Muhu island is not actually a town, its an island where really strange creatures crawl. The most famous creature is Odobenus rosmarus known also as the Walrus. The people of Muhu are really strange: first of all, they all look like women, except for the Walrus, secondly they don´t understand when people make fun of them (they just say "mis mõttes nagu?" = "what do you mean by that?"), and finally they are mostly uncivilized, running around, hunting walrusses, and make other stupid activities. They are also very short, average height is about 1.30-1.35, except for the Walrus, who is HUGE(it is impossible to measure her due to it`s big beer stomach). Once in the year they come all together and cut down the hay, then they pile it up and burn it down and then they jump through the fire for fun.
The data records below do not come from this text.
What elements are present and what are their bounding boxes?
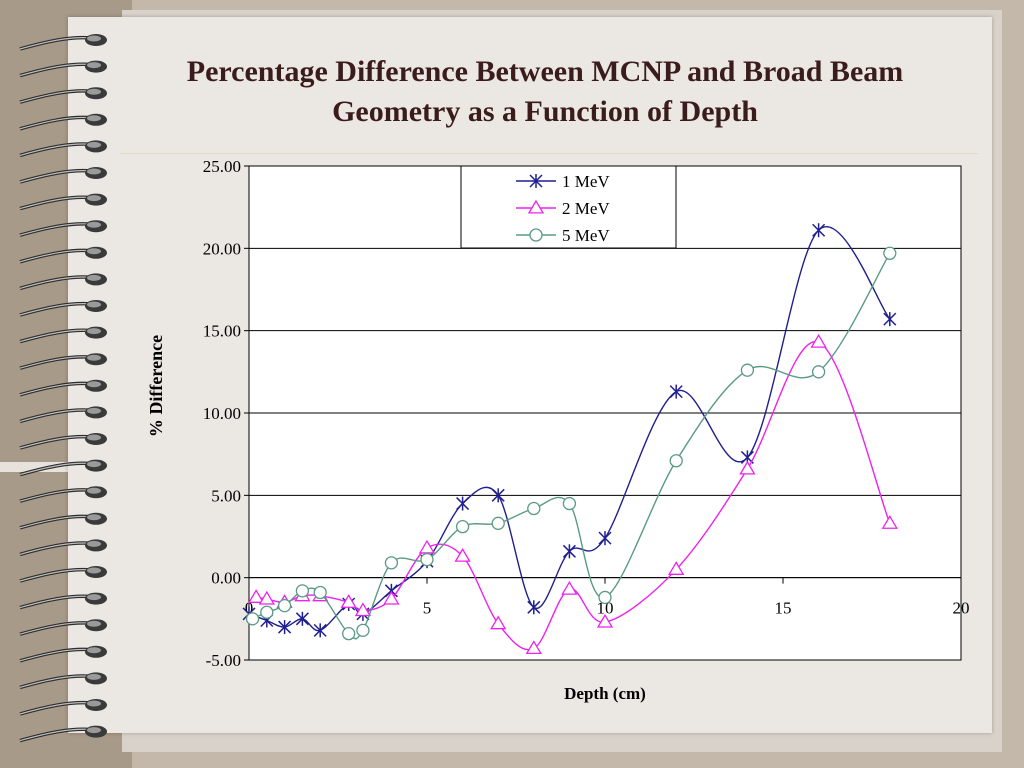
x-tick-label: 10 — [597, 599, 614, 618]
binding-ring — [19, 34, 107, 51]
data-point — [354, 602, 372, 617]
data-point — [598, 590, 612, 605]
y-tick-label: -5.00 — [206, 651, 241, 670]
binding-ring — [19, 326, 107, 344]
data-point — [278, 620, 292, 635]
binding-ring — [19, 140, 107, 158]
x-tick-label: 15 — [775, 599, 792, 618]
data-point — [811, 365, 826, 379]
data-point — [562, 544, 576, 559]
data-point — [883, 312, 897, 327]
data-point — [562, 496, 577, 511]
data-point — [247, 589, 265, 603]
data-point — [740, 363, 755, 377]
data-point — [739, 460, 756, 475]
binding-ring — [19, 433, 107, 450]
binding-ring — [19, 539, 107, 557]
data-point — [883, 246, 897, 260]
slide-title-line-2: Geometry as a Function of Depth — [332, 95, 758, 128]
binding-ring — [19, 379, 107, 397]
data-point — [454, 547, 471, 562]
legend-label: 5 MeV — [562, 226, 610, 245]
binding-ring — [19, 512, 107, 530]
data-point — [295, 611, 309, 626]
binding-ring — [19, 246, 107, 264]
binding-ring — [19, 353, 107, 370]
y-tick-label: 15.00 — [203, 322, 241, 341]
legend-marker — [529, 174, 543, 188]
binding-ring — [19, 672, 107, 690]
legend-marker — [529, 228, 543, 242]
data-point — [258, 590, 275, 605]
data-point — [384, 556, 399, 570]
binding-ring — [19, 87, 107, 104]
data-point — [810, 333, 827, 348]
data-point — [383, 590, 400, 605]
legend: 1 MeV 2 MeV 5 MeV — [460, 165, 677, 249]
x-axis-title: Depth (cm) — [564, 684, 646, 703]
data-point — [525, 640, 542, 655]
spiral-binding — [19, 34, 107, 743]
data-point — [598, 531, 612, 546]
binding-ring — [19, 220, 107, 237]
data-point — [295, 584, 310, 598]
title-divider — [120, 153, 978, 154]
data-point — [245, 612, 260, 626]
data-point — [340, 594, 357, 608]
data-point — [491, 516, 505, 530]
binding-ring — [19, 60, 107, 78]
data-point — [491, 488, 505, 503]
legend-marker — [527, 199, 545, 214]
y-axis-title: % Difference — [146, 335, 166, 437]
data-point — [669, 384, 683, 399]
binding-ring — [19, 699, 107, 716]
binding-ring — [19, 486, 107, 503]
data-point — [313, 623, 327, 638]
y-tick-label: 10.00 — [203, 404, 241, 423]
data-point — [527, 501, 541, 516]
binding-ring — [19, 459, 107, 477]
binding-ring — [19, 592, 107, 610]
data-point — [342, 627, 356, 641]
binding-ring — [19, 113, 107, 131]
data-point — [490, 615, 507, 630]
legend-box — [460, 165, 677, 249]
data-point — [596, 613, 614, 628]
binding-ring — [19, 619, 107, 636]
data-point — [313, 585, 327, 600]
data-point — [812, 223, 826, 238]
data-point — [456, 496, 470, 511]
legend-label: 2 MeV — [562, 199, 610, 218]
legend-label: 1 MeV — [562, 172, 610, 191]
y-tick-label: 25.00 — [203, 157, 241, 176]
data-point — [356, 623, 370, 638]
data-point — [455, 519, 470, 534]
y-tick-label: 0.00 — [211, 569, 241, 588]
binding-ring — [19, 725, 107, 743]
y-tick-label: 5.00 — [211, 486, 241, 505]
binding-ring — [19, 645, 107, 663]
binding-ring — [19, 273, 107, 291]
binding-ring — [19, 406, 107, 424]
notebook-edge-notch — [0, 462, 70, 472]
x-tick-label: 5 — [423, 599, 432, 618]
data-point — [260, 605, 274, 619]
binding-ring — [19, 300, 107, 317]
data-point — [561, 580, 578, 595]
binding-ring — [19, 167, 107, 184]
data-point — [881, 515, 898, 529]
data-point — [420, 552, 434, 567]
data-point — [527, 600, 541, 615]
data-point — [668, 561, 685, 575]
x-tick-label: 20 — [953, 599, 970, 618]
binding-ring — [19, 566, 107, 583]
binding-ring — [19, 193, 107, 211]
slide-title-line-1: Percentage Difference Between MCNP and B… — [186, 55, 904, 88]
data-point — [669, 454, 683, 468]
y-tick-label: 20.00 — [203, 239, 241, 258]
slide-title: Percentage Difference Between MCNP and B… — [120, 52, 970, 132]
data-point — [277, 599, 292, 613]
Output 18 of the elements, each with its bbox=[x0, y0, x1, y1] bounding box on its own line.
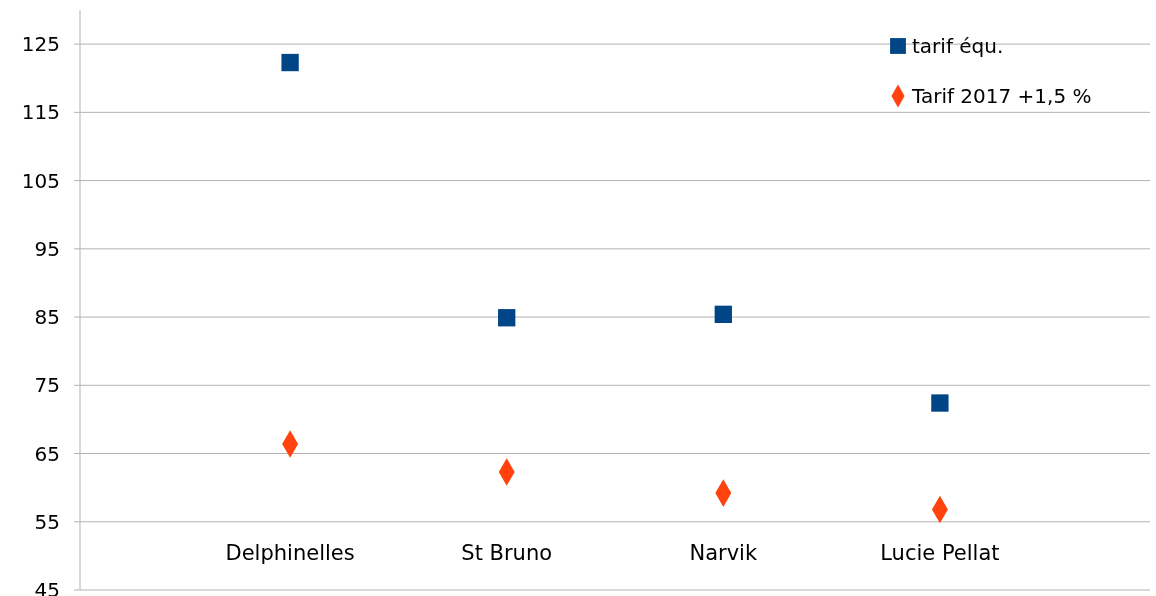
x-tick-label: Lucie Pellat bbox=[880, 541, 1000, 565]
x-tick-label: St Bruno bbox=[461, 541, 553, 565]
point bbox=[931, 394, 949, 412]
point bbox=[714, 305, 732, 323]
point bbox=[498, 309, 516, 327]
y-tick-label: 75 bbox=[34, 373, 60, 398]
x-tick-label: Delphinelles bbox=[225, 541, 355, 565]
x-tick-label: Narvik bbox=[689, 541, 758, 565]
y-tick-label: 105 bbox=[21, 168, 60, 193]
legend-label: Tarif 2017 +1,5 % bbox=[911, 84, 1092, 108]
y-tick-label: 95 bbox=[34, 236, 60, 261]
point bbox=[281, 53, 299, 72]
legend-label: tarif équ. bbox=[912, 34, 1004, 58]
y-tick-label: 125 bbox=[21, 32, 60, 57]
y-tick-label: 55 bbox=[34, 509, 60, 534]
y-tick-label: 115 bbox=[21, 100, 60, 125]
y-tick-label: 65 bbox=[34, 441, 60, 466]
y-tick-label: 85 bbox=[34, 305, 60, 330]
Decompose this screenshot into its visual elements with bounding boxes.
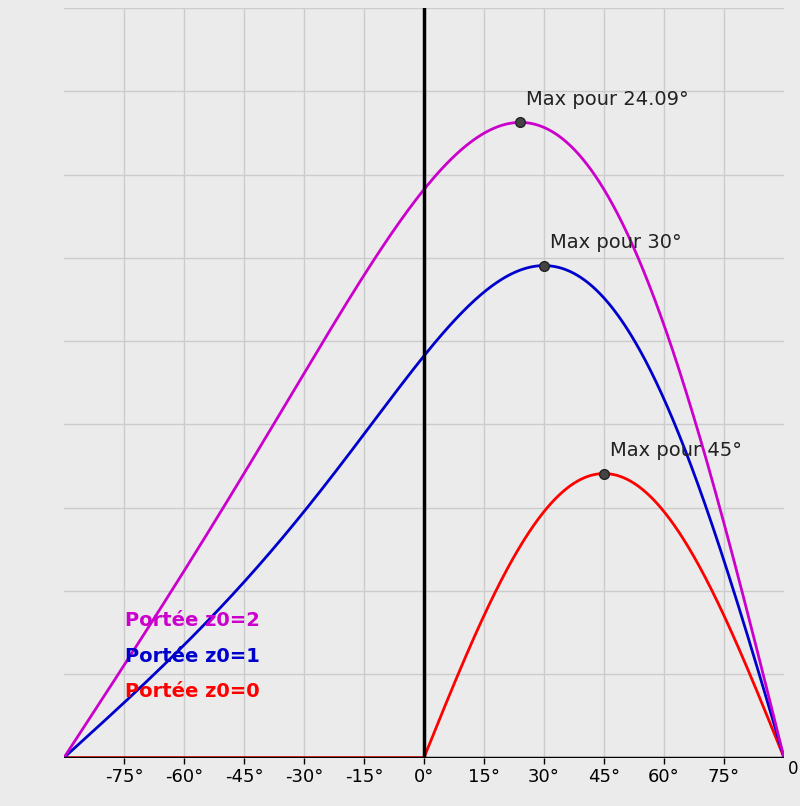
Text: 0: 0 <box>787 760 798 778</box>
Text: Portée z0=0: Portée z0=0 <box>125 682 260 701</box>
Text: Max pour 45°: Max pour 45° <box>610 441 742 460</box>
Text: Portée z0=1: Portée z0=1 <box>125 646 260 666</box>
Text: Max pour 30°: Max pour 30° <box>550 233 682 252</box>
Text: Portée z0=2: Portée z0=2 <box>125 612 260 630</box>
Text: Max pour 24.09°: Max pour 24.09° <box>526 90 689 109</box>
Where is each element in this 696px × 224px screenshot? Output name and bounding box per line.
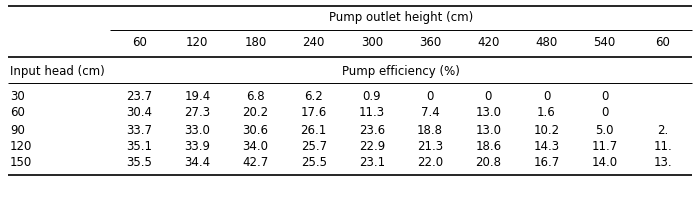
Text: 27.3: 27.3	[184, 106, 210, 119]
Text: 23.6: 23.6	[359, 123, 385, 136]
Text: 6.2: 6.2	[304, 90, 323, 103]
Text: Pump outlet height (cm): Pump outlet height (cm)	[329, 11, 473, 24]
Text: 30.4: 30.4	[126, 106, 152, 119]
Text: 0: 0	[601, 106, 608, 119]
Text: 0: 0	[601, 90, 608, 103]
Text: 180: 180	[244, 37, 267, 50]
Text: 90: 90	[10, 123, 25, 136]
Text: 240: 240	[303, 37, 325, 50]
Text: 480: 480	[535, 37, 557, 50]
Text: 0.9: 0.9	[363, 90, 381, 103]
Text: Input head (cm): Input head (cm)	[10, 65, 105, 78]
Text: 18.8: 18.8	[417, 123, 443, 136]
Text: 22.9: 22.9	[358, 140, 385, 153]
Text: 30.6: 30.6	[242, 123, 269, 136]
Text: 34.4: 34.4	[184, 157, 210, 170]
Text: 0: 0	[484, 90, 492, 103]
Text: 35.1: 35.1	[126, 140, 152, 153]
Text: 23.7: 23.7	[126, 90, 152, 103]
Text: 10.2: 10.2	[533, 123, 560, 136]
Text: 22.0: 22.0	[417, 157, 443, 170]
Text: 5.0: 5.0	[596, 123, 614, 136]
Text: 150: 150	[10, 157, 32, 170]
Text: 25.5: 25.5	[301, 157, 326, 170]
Text: 0: 0	[543, 90, 550, 103]
Text: 540: 540	[594, 37, 616, 50]
Text: 60: 60	[132, 37, 147, 50]
Text: 11.7: 11.7	[592, 140, 618, 153]
Text: 1.6: 1.6	[537, 106, 556, 119]
Text: 60: 60	[656, 37, 670, 50]
Text: 6.8: 6.8	[246, 90, 264, 103]
Text: 35.5: 35.5	[126, 157, 152, 170]
Text: 2.: 2.	[657, 123, 669, 136]
Text: 33.0: 33.0	[184, 123, 210, 136]
Text: 360: 360	[419, 37, 441, 50]
Text: 13.: 13.	[654, 157, 672, 170]
Text: 17.6: 17.6	[301, 106, 327, 119]
Text: 16.7: 16.7	[533, 157, 560, 170]
Text: 120: 120	[186, 37, 209, 50]
Text: 300: 300	[361, 37, 383, 50]
Text: 33.7: 33.7	[126, 123, 152, 136]
Text: Pump efficiency (%): Pump efficiency (%)	[342, 65, 460, 78]
Text: 0: 0	[427, 90, 434, 103]
Text: 7.4: 7.4	[420, 106, 439, 119]
Text: 14.0: 14.0	[592, 157, 618, 170]
Text: 13.0: 13.0	[475, 106, 501, 119]
Text: 33.9: 33.9	[184, 140, 210, 153]
Text: 18.6: 18.6	[475, 140, 501, 153]
Text: 26.1: 26.1	[301, 123, 327, 136]
Text: 23.1: 23.1	[359, 157, 385, 170]
Text: 19.4: 19.4	[184, 90, 210, 103]
Text: 120: 120	[10, 140, 33, 153]
Text: 14.3: 14.3	[533, 140, 560, 153]
Text: 420: 420	[477, 37, 500, 50]
Text: 11.: 11.	[654, 140, 672, 153]
Text: 60: 60	[10, 106, 25, 119]
Text: 13.0: 13.0	[475, 123, 501, 136]
Text: 21.3: 21.3	[417, 140, 443, 153]
Text: 20.2: 20.2	[242, 106, 269, 119]
Text: 42.7: 42.7	[242, 157, 269, 170]
Text: 34.0: 34.0	[242, 140, 269, 153]
Text: 11.3: 11.3	[359, 106, 385, 119]
Text: 25.7: 25.7	[301, 140, 326, 153]
Text: 20.8: 20.8	[475, 157, 501, 170]
Text: 30: 30	[10, 90, 25, 103]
Their traditions are strange, but their most special thing is "Muhu tikand", which deals with handcrafting.
Loolamay (also known as Lüllemäe, Gallows Hill, Bear Valley Central, Hole-in-the-Woods, and the 2011 Winner of the Largest per capita consumer of A le Coq's alcoholic products in Estonia) is the major centre of eastern South-Eastern Valgamaa, itself the 13th largest county in the great state of Estonia. This thriving megapolis, centre of the known world, has influenced its neighbours and is home to a thriving cultural industry known as the Kultuurimaja. Indeed, people from this village have subsequently gone on to achieve such grand things as producing children by the time they leave elementary school, at the tender age of 20; single-handedly supporting the entire brewery industry of Estonia; valiantly contributing to Estonia's massive overforestation problem by cutting down huge swathes of forest for winter; and sleeping with their cousins. Truly an enlightened people.